The CVSS v3.1 base score of 8.6 accurately reflects the severe operational risk. The attack vector remains strictly network-based and necessitates no elevated privileges or user interaction from the attacker. The integrity metric calculates as high due exclusively to the proven potential for arbitrary remote file deletion and unrestricted data modification.

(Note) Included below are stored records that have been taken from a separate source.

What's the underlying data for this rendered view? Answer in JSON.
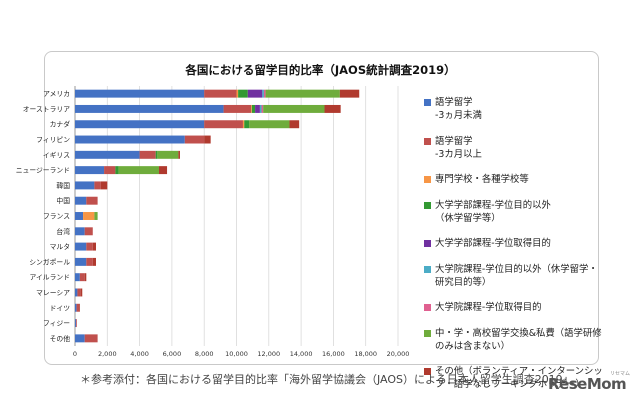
{
  "chart_data": {
    "type": "bar",
    "orientation": "horizontal",
    "stacked": true,
    "title": "各国における留学目的比率（JAOS統計調査2019）",
    "categories": [
      "アメリカ",
      "オーストラリア",
      "カナダ",
      "フィリピン",
      "イギリス",
      "ニュージーランド",
      "韓国",
      "中国",
      "フランス",
      "台湾",
      "マルタ",
      "シンガポール",
      "アイルランド",
      "マレーシア",
      "ドイツ",
      "フィジー",
      "その他"
    ],
    "xlim": [
      0,
      20000
    ],
    "xticks": [
      "0",
      "2,000",
      "4,000",
      "6,000",
      "8,000",
      "10,000",
      "12,000",
      "14,000",
      "16,000",
      "18,000",
      "20,000"
    ],
    "grid": true,
    "legend_position": "right",
    "series": [
      {
        "name": "語学留学\n-3ヵ月未満",
        "color": "#4472C4",
        "values": [
          8000,
          9200,
          8000,
          6800,
          4000,
          1800,
          1200,
          700,
          500,
          600,
          700,
          700,
          300,
          150,
          100,
          60,
          600
        ]
      },
      {
        "name": "語学留学\n-3カ月以上",
        "color": "#C0504D",
        "values": [
          2000,
          1700,
          2400,
          1200,
          1000,
          700,
          400,
          700,
          0,
          500,
          400,
          400,
          300,
          200,
          150,
          50,
          800
        ]
      },
      {
        "name": "専門学校・各種学校等",
        "color": "#F79646",
        "values": [
          100,
          50,
          80,
          0,
          0,
          0,
          0,
          0,
          700,
          0,
          0,
          0,
          0,
          0,
          0,
          0,
          0
        ]
      },
      {
        "name": "大学学部課程-学位目的以外\n（休学留学等）",
        "color": "#339933",
        "values": [
          600,
          200,
          300,
          0,
          100,
          200,
          0,
          0,
          0,
          0,
          0,
          0,
          0,
          0,
          0,
          0,
          0
        ]
      },
      {
        "name": "大学学部課程-学位取得目的",
        "color": "#7030A0",
        "values": [
          900,
          300,
          0,
          0,
          0,
          0,
          0,
          0,
          0,
          0,
          0,
          0,
          0,
          0,
          0,
          0,
          0
        ]
      },
      {
        "name": "大学院課程-学位目的以外（休学留学・研究目的等）",
        "color": "#4BACC6",
        "values": [
          100,
          100,
          0,
          0,
          0,
          0,
          0,
          0,
          0,
          0,
          0,
          0,
          0,
          0,
          0,
          0,
          0
        ]
      },
      {
        "name": "大学院課程-学位取得目的",
        "color": "#E06090",
        "values": [
          100,
          100,
          0,
          0,
          0,
          0,
          0,
          0,
          0,
          0,
          0,
          0,
          0,
          0,
          0,
          0,
          0
        ]
      },
      {
        "name": "中・学・高校留学交換&私費（語学研修のみは含まない）",
        "color": "#6FAC3C",
        "values": [
          4600,
          3800,
          2500,
          0,
          1300,
          2500,
          0,
          0,
          200,
          0,
          0,
          0,
          0,
          0,
          0,
          0,
          0
        ]
      },
      {
        "name": "その他（ボランティア・インターンシップ・語学なしワーキングホリデー）",
        "color": "#B03A2E",
        "values": [
          1200,
          1000,
          600,
          400,
          100,
          500,
          400,
          0,
          0,
          0,
          200,
          200,
          100,
          100,
          50,
          0,
          0
        ]
      }
    ]
  },
  "footnote": "＊参考添付：各国における留学目的比率「海外留学協議会（JAOS）による日本人留学生調査2019」",
  "logo": "ReseMom",
  "logo_sub": "リセマム"
}
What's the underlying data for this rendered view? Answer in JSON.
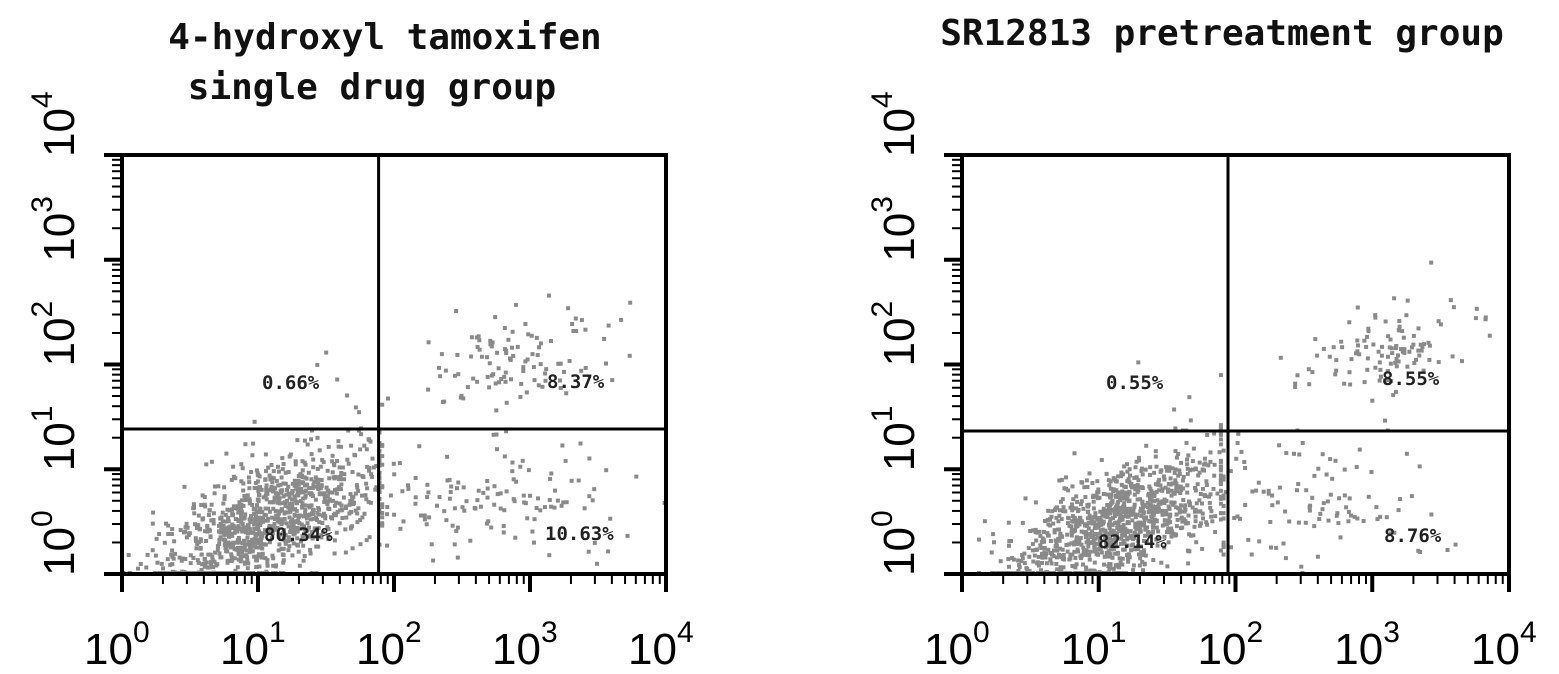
{
  "colors": {
    "frame": "#000000",
    "dots": "#8a8a8a",
    "background": "#ffffff"
  },
  "chart_data": [
    {
      "type": "scatter",
      "title_lines": [
        "4-hydroxyl tamoxifen",
        "single drug group"
      ],
      "x_scale": "log",
      "y_scale": "log",
      "xlim": [
        1,
        10000
      ],
      "ylim": [
        1,
        10000
      ],
      "x_ticks": [
        {
          "base": "10",
          "exp": "0"
        },
        {
          "base": "10",
          "exp": "1"
        },
        {
          "base": "10",
          "exp": "2"
        },
        {
          "base": "10",
          "exp": "3"
        },
        {
          "base": "10",
          "exp": "4"
        }
      ],
      "y_ticks": [
        {
          "base": "10",
          "exp": "0"
        },
        {
          "base": "10",
          "exp": "1"
        },
        {
          "base": "10",
          "exp": "2"
        },
        {
          "base": "10",
          "exp": "3"
        },
        {
          "base": "10",
          "exp": "4"
        }
      ],
      "gate": {
        "x": 80,
        "y": 24
      },
      "quadrant_labels": {
        "upper_left": "0.66%",
        "upper_right": "8.37%",
        "lower_left": "80.34%",
        "lower_right": "10.63%"
      },
      "populations": [
        {
          "region": "lower_left",
          "percent": 80.34,
          "n": 1050,
          "cx": 12,
          "cy": 3.2,
          "sx": 0.42,
          "sy": 0.33,
          "rho": 0.62,
          "xr": [
            1,
            80
          ],
          "yr": [
            1,
            24
          ]
        },
        {
          "region": "lower_right",
          "percent": 10.63,
          "n": 140,
          "cx": 400,
          "cy": 5,
          "sx": 0.55,
          "sy": 0.3,
          "rho": 0.0,
          "xr": [
            80,
            10000
          ],
          "yr": [
            1,
            24
          ]
        },
        {
          "region": "upper_right",
          "percent": 8.37,
          "n": 110,
          "cx": 700,
          "cy": 120,
          "sx": 0.35,
          "sy": 0.22,
          "rho": 0.3,
          "xr": [
            80,
            10000
          ],
          "yr": [
            24,
            10000
          ]
        },
        {
          "region": "upper_left",
          "percent": 0.66,
          "n": 9,
          "cx": 45,
          "cy": 55,
          "sx": 0.2,
          "sy": 0.25,
          "rho": 0.0,
          "xr": [
            1,
            80
          ],
          "yr": [
            24,
            10000
          ]
        }
      ]
    },
    {
      "type": "scatter",
      "title_lines": [
        "SR12813 pretreatment group"
      ],
      "x_scale": "log",
      "y_scale": "log",
      "xlim": [
        1,
        10000
      ],
      "ylim": [
        1,
        10000
      ],
      "x_ticks": [
        {
          "base": "10",
          "exp": "0"
        },
        {
          "base": "10",
          "exp": "1"
        },
        {
          "base": "10",
          "exp": "2"
        },
        {
          "base": "10",
          "exp": "3"
        },
        {
          "base": "10",
          "exp": "4"
        }
      ],
      "y_ticks": [
        {
          "base": "10",
          "exp": "0"
        },
        {
          "base": "10",
          "exp": "1"
        },
        {
          "base": "10",
          "exp": "2"
        },
        {
          "base": "10",
          "exp": "3"
        },
        {
          "base": "10",
          "exp": "4"
        }
      ],
      "gate": {
        "x": 80,
        "y": 24
      },
      "quadrant_labels": {
        "upper_left": "0.55%",
        "upper_right": "8.55%",
        "lower_left": "82.14%",
        "lower_right": "8.76%"
      },
      "populations": [
        {
          "region": "lower_left",
          "percent": 82.14,
          "n": 1080,
          "cx": 13,
          "cy": 3.0,
          "sx": 0.4,
          "sy": 0.33,
          "rho": 0.6,
          "xr": [
            1,
            80
          ],
          "yr": [
            1,
            24
          ]
        },
        {
          "region": "lower_right",
          "percent": 8.76,
          "n": 115,
          "cx": 300,
          "cy": 5,
          "sx": 0.5,
          "sy": 0.3,
          "rho": 0.0,
          "xr": [
            80,
            10000
          ],
          "yr": [
            1,
            24
          ]
        },
        {
          "region": "upper_right",
          "percent": 8.55,
          "n": 115,
          "cx": 1200,
          "cy": 130,
          "sx": 0.35,
          "sy": 0.25,
          "rho": 0.3,
          "xr": [
            80,
            10000
          ],
          "yr": [
            24,
            10000
          ]
        },
        {
          "region": "upper_left",
          "percent": 0.55,
          "n": 8,
          "cx": 50,
          "cy": 45,
          "sx": 0.2,
          "sy": 0.25,
          "rho": 0.0,
          "xr": [
            1,
            80
          ],
          "yr": [
            24,
            10000
          ]
        }
      ]
    }
  ]
}
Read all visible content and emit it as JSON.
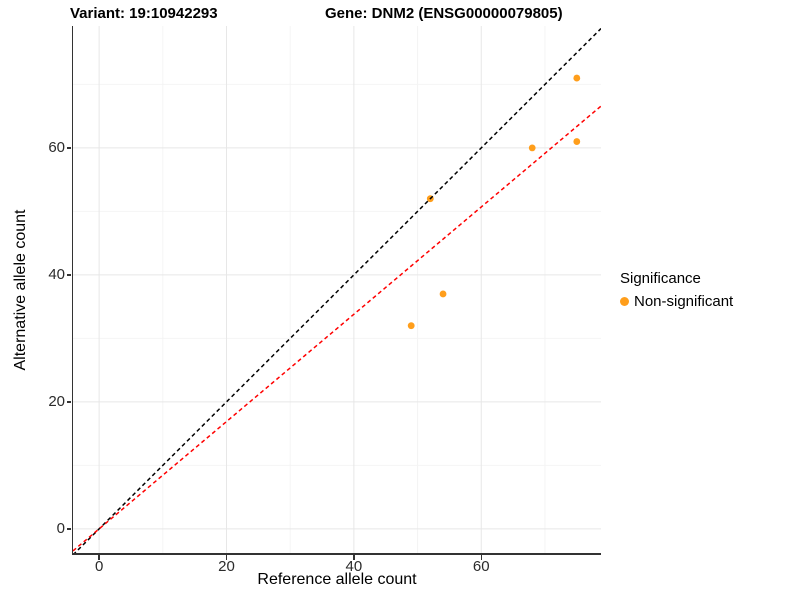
{
  "chart_data": {
    "type": "scatter",
    "titles": {
      "left": "Variant: 19:10942293",
      "right": "Gene: DNM2 (ENSG00000079805)"
    },
    "xlabel": "Reference allele count",
    "ylabel": "Alternative allele count",
    "xlim": [
      -4.1,
      78.8
    ],
    "ylim": [
      -3.8,
      79.2
    ],
    "xticks": [
      0,
      20,
      40,
      60
    ],
    "yticks": [
      0,
      20,
      40,
      60
    ],
    "xminor": [
      10,
      30,
      50,
      70
    ],
    "yminor": [
      10,
      30,
      50,
      70
    ],
    "grid": {
      "major_color": "#E7E7E7",
      "minor_color": "#F4F4F4",
      "on": true
    },
    "axis_color": "#333333",
    "point_radius": 3.4,
    "series": [
      {
        "name": "Non-significant",
        "color": "#FF9E1B",
        "points": [
          {
            "x": 49,
            "y": 32
          },
          {
            "x": 54,
            "y": 37
          },
          {
            "x": 52,
            "y": 52
          },
          {
            "x": 68,
            "y": 60
          },
          {
            "x": 75,
            "y": 61
          },
          {
            "x": 75,
            "y": 71
          }
        ]
      }
    ],
    "lines": [
      {
        "name": "identity-line",
        "slope": 1,
        "intercept": 0,
        "color": "#000000",
        "style": "dashed"
      },
      {
        "name": "expected-ratio-line",
        "slope": 0.845,
        "intercept": 0,
        "color": "#FF0000",
        "style": "dashed"
      }
    ],
    "legend": {
      "title": "Significance",
      "position": "right",
      "items": [
        {
          "label": "Non-significant",
          "color": "#FF9E1B"
        }
      ]
    }
  }
}
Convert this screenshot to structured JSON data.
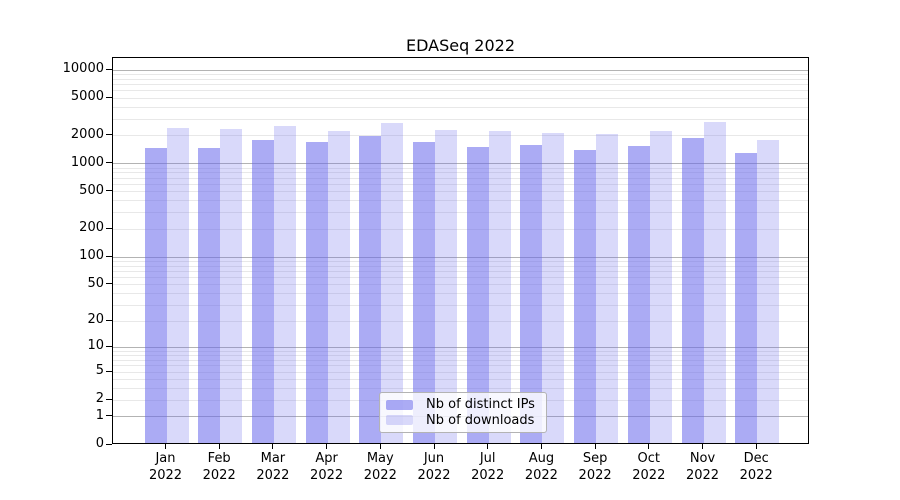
{
  "chart_data": {
    "type": "bar",
    "title": "EDASeq 2022",
    "categories": [
      "Jan",
      "Feb",
      "Mar",
      "Apr",
      "May",
      "Jun",
      "Jul",
      "Aug",
      "Sep",
      "Oct",
      "Nov",
      "Dec"
    ],
    "category_year": "2022",
    "series": [
      {
        "name": "Nb of distinct IPs",
        "color": "rgba(102,102,235,0.55)",
        "values": [
          1420,
          1410,
          1700,
          1610,
          1880,
          1640,
          1450,
          1500,
          1340,
          1470,
          1810,
          1240
        ]
      },
      {
        "name": "Nb of downloads",
        "color": "rgba(102,102,235,0.25)",
        "values": [
          2270,
          2220,
          2400,
          2130,
          2600,
          2200,
          2130,
          2010,
          1960,
          2150,
          2690,
          1700
        ]
      }
    ],
    "yscale": "log1p",
    "ylim": [
      0,
      13450
    ],
    "yticks": [
      0,
      1,
      2,
      5,
      10,
      20,
      50,
      100,
      200,
      500,
      1000,
      2000,
      5000,
      10000
    ],
    "grid": {
      "major_values": [
        1,
        10,
        100,
        1000,
        10000
      ],
      "major_color": "#b3b3b3",
      "minor_color": "#e8e8e8"
    },
    "legend": {
      "position": "inside-bottom-center",
      "background": "#ffffff",
      "border_color": "#b3b3b3"
    },
    "frame_color": "#000000",
    "background_color": "#ffffff"
  }
}
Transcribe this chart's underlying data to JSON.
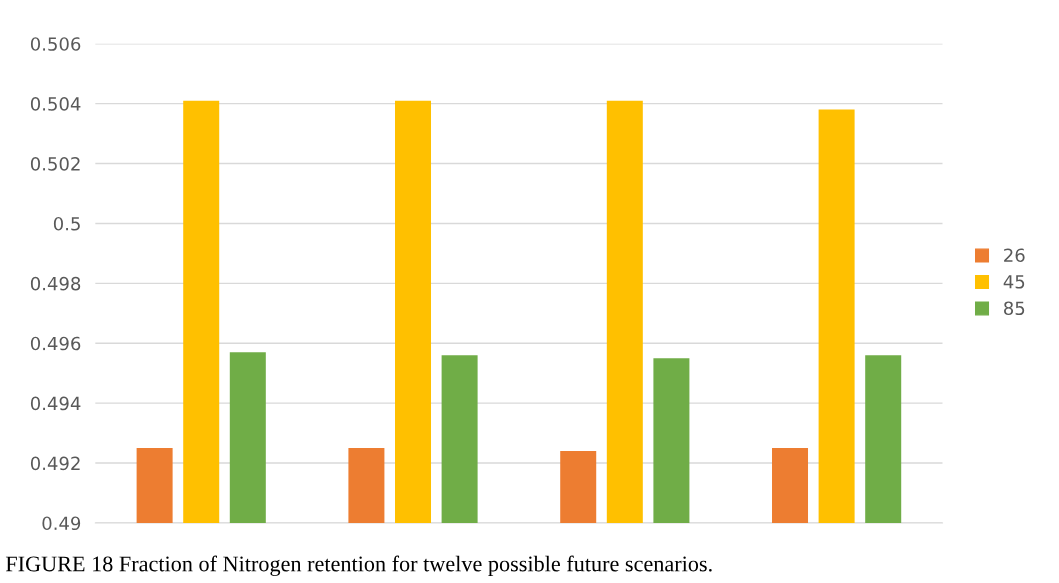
{
  "chart_data": {
    "type": "bar",
    "categories": [
      null,
      null,
      null,
      null
    ],
    "series": [
      {
        "name": "26",
        "color": "#ed7d31",
        "values": [
          0.4925,
          0.4925,
          0.4924,
          0.4925
        ]
      },
      {
        "name": "45",
        "color": "#ffc000",
        "values": [
          0.5041,
          0.5041,
          0.5041,
          0.5038
        ]
      },
      {
        "name": "85",
        "color": "#70ad47",
        "values": [
          0.4957,
          0.4956,
          0.4955,
          0.4956
        ]
      }
    ],
    "ylim": [
      0.49,
      0.506
    ],
    "yticks": [
      0.49,
      0.492,
      0.494,
      0.496,
      0.498,
      0.5,
      0.502,
      0.504,
      0.506
    ],
    "grid": "y",
    "legend": "right",
    "annotations": [
      "FIGURE 18 Fraction of Nitrogen retention for twelve possible future scenarios."
    ]
  }
}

The primary and definitive remediation strategy requires upgrading the basic-ftp dependency within the affected environment. Development teams must update their package.json manifests to explicitly specify version 5.2.1 or later. This release definitively contains the comprehensive control character validation patch that fundamentally neutralizes the attack vector.

In operational scenarios where an immediate dependency update is structurally blocked, development teams must deploy strict input validation mechanisms. Applications should actively sanitize all user-supplied variables destined for FTP interactions at the API boundary. Systematically rejecting any input containing \r, \n, or \0 characters provides an effective functional workaround.

Furthermore, infrastructure teams should strictly enforce the principle of least privilege on all backend service accounts interacting with external libraries. The FTP credentials utilized by the vulnerable application must possess only the absolute minimum permissions required for standard operation. If an application solely retrieves files, the FTP user account must be configured as strictly read-only, ensuring injected administrative commands organically fail at the server level.